Cette indemnité mensuelle d’occupation sera fixée, à titre provisionnel, au montant résultant du loyer et des charges, tel qu’il aurait été si le contrat s’était poursuivi, qui apparaît de nature à réparer le préjudice subi par la SA [Adresse 5] du fait de l’occupation indue de son bien et de son impossibilité de le relouer.

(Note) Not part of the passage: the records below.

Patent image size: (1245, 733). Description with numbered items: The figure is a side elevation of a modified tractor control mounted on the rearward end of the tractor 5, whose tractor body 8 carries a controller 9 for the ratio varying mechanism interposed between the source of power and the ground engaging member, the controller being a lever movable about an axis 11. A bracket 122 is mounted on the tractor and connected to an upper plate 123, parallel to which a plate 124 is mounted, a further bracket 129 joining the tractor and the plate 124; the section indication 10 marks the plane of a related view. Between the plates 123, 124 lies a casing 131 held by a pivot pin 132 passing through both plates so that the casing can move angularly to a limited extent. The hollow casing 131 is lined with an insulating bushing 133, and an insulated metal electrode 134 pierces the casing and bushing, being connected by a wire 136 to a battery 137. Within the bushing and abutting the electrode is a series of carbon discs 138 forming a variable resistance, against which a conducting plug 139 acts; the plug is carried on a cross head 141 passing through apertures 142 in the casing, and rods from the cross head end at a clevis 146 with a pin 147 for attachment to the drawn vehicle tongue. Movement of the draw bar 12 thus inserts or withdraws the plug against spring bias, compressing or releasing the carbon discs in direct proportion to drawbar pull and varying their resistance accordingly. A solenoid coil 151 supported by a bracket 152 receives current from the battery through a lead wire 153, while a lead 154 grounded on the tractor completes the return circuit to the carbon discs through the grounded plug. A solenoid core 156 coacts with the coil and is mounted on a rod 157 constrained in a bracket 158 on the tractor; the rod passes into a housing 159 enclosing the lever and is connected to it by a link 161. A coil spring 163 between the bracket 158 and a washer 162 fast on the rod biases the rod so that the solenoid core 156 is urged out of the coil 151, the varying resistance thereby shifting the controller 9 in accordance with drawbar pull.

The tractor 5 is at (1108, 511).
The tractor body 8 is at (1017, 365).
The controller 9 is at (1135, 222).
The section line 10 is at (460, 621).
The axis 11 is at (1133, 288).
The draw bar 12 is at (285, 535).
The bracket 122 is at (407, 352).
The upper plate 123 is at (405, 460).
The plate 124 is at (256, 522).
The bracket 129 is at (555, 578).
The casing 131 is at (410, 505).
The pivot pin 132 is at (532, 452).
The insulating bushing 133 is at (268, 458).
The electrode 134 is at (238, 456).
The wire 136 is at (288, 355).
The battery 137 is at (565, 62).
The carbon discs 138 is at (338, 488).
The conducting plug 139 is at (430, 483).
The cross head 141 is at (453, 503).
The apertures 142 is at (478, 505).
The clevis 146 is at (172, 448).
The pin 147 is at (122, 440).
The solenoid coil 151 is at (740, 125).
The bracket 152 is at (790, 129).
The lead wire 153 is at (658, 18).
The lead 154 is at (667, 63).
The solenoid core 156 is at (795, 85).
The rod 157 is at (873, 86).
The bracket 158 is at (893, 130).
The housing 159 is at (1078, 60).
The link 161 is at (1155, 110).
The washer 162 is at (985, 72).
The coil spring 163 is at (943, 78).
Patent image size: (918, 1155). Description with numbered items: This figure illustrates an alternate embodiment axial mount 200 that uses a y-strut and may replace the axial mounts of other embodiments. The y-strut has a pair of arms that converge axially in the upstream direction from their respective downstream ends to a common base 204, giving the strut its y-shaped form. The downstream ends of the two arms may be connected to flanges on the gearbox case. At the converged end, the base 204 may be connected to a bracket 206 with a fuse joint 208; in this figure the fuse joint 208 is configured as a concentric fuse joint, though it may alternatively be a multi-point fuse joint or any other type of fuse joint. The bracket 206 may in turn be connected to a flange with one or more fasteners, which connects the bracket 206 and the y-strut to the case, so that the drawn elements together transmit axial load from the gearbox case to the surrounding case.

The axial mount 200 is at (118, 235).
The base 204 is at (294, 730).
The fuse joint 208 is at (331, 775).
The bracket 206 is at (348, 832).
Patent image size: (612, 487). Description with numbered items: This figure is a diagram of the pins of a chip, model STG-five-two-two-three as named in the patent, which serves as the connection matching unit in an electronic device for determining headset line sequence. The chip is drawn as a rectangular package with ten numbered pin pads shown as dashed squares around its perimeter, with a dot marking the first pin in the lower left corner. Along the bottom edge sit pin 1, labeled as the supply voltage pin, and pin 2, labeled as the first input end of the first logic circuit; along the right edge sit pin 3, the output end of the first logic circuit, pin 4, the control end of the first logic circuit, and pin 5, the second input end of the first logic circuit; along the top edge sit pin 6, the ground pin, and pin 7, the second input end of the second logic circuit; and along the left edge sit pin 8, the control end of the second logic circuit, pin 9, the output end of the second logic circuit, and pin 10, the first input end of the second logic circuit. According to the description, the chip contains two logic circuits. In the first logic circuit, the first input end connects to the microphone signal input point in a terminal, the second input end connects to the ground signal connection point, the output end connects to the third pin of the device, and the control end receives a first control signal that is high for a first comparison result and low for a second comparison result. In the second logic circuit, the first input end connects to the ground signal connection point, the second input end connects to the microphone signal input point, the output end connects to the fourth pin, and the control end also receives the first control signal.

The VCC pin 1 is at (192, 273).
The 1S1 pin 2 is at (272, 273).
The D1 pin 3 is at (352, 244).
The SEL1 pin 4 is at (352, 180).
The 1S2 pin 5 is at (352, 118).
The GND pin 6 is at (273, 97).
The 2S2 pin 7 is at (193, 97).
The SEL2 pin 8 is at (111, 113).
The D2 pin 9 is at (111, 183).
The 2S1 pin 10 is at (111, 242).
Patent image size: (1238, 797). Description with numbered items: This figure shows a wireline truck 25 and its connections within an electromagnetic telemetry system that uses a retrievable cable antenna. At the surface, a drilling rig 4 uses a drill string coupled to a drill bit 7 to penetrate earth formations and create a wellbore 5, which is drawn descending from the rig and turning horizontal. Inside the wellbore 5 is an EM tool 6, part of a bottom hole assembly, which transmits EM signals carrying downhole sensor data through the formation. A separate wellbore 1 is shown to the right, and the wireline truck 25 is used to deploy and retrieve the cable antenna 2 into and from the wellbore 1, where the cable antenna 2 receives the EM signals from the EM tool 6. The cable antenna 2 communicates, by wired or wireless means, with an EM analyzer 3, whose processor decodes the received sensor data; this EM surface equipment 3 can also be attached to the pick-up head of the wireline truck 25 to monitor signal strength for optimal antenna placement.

Il n’existe en effet aucun motif légitime à une augmentation de 10% du loyer.
Il sera par conséquent condamné à titre provisionnel au paiement de cette somme de 6108,86 €, comprenant les loyers dus jusqu’au 29 juillet 2024 inclus, ainsi que l’indemnité d’occupation due à partir du 30 juillet 2024 et selon décompte arrêté au 19 février 2025, avec les intérêts au taux légal à compter de la présente ordonnance, conformément aux dispositions de l’article 1231-7 du code civil.
III. SUR LES DEMANDES ACCESSOIRES
M. [J] [N], partie perdante, supportera la charge des dépens, qui comprendront notamment le coût du commandement de payer du 27 mai 2024 et de l’assignation en référé.
Compte tenu des démarches judiciaires qu’a dû accomplir la SA D’HLM IMMOBILIERE 3F, M. [J] [N] sera condamné à lui verser une somme de 300 € au titre de l’article 700 du code de procédure civile.
Enfin, il sera rappelé qu’en vertu de l’article 514 du code de procédure civile la présente décision est de plein droit exécutoire à titre provisoire.
PAR CES MOTIFS,
Nous, Juge des contentieux de la protection, statuant publiquement en référé, par mise à disposition au greffe, par ordonnance réputée contradictoire et en premier ressort,
Constatons que les conditions d’acquisition de la clause résolutoire figurant au bail conclu le 30 juillet 1997 et ses avenants entre la SA [Adresse 5] et M. [J] [N], concernant l’appartement à usage d’habitation situé au [Adresse 1], et les places de stationnement, référencées à l’heure actuelle R339P-0008 et R339P-0013, sont réunies à la date du 30 juillet 2024 ;
Ordonnons en conséquence à M. [J] [N], et tout occupant de son chef de libérer les lieux et de restituer les clés dans le délai de 8 jours à compter de la signification de la présente ordonnance;
Disons qu’à défaut pour M. [J] [N] d’avoir volontairement libéré les lieux et restitué les clés dans ce délai, la SA D’HLM IMMOBILIERE 3F pourra, deux mois après la signification d’un commandement de quitter les lieux, faire procéder à son expulsion ainsi qu’à celle de tout occupant de son chef, y compris le cas échéant avec le concours d’un serrurier et de la force publique ;
Rappelons que le sort des meubles éventuellement laissés dans les lieux est spécifiquement organisé aux articles L433-1 et R.433-1 et suivants du code des procédures civiles d’exécution au titre des opérations d’expulsion;
Condamnons M. [J] [N] à payer à la SA [Adresse 5] à titre provisionnel une indemnité mensuelle d’occupation à compter du 30 juillet 2024 et jusqu’à la date de la libération définitive des lieux et la restitution des clés ;
Fixons cette indemnité mensuelle d’occupation au montant du loyer et des charges, calculés tels que si le contrat s’était poursuivi ;
Condamnons M. [J] [N] à verser à la SA D’HLM IMMOBILIERE 3F à titre provisionnel la somme de 6108,86 € (décompte arrêté au 19 février 2025,incluant les loyers, provisions sur charge et indémnité d’occupation dus à cette date), avec les intérêts au taux légal à compter de la présente ordonnance ;
Condamnons M. [J] [N] à verser à la SA [Adresse 5] une somme de 300€ au titre de l’article 700 du code de procédure civile ;
Condamnons M. [J] [N] aux dépens, qui comprendront notamment le coût du commandement de payer du 27 mai 2024 et de l’assignation en référé ;
Rappelons que la présente ordonnance est de plein droit exécutoire à titre provisoire ;
Ainsi jugé et prononcé par mise à disposition de la décision au greffe du tribunal de proximité, le 6 mai 2025, les parties en ayant été préalablement avisées dans les conditions prévues au deuxième alinéa de l’article 450 du code de procédure civile, la minute étant signée par Amandine DUPLEIX, Juge des contentieux de la protection, et par Virginie DUMINY, Greffier.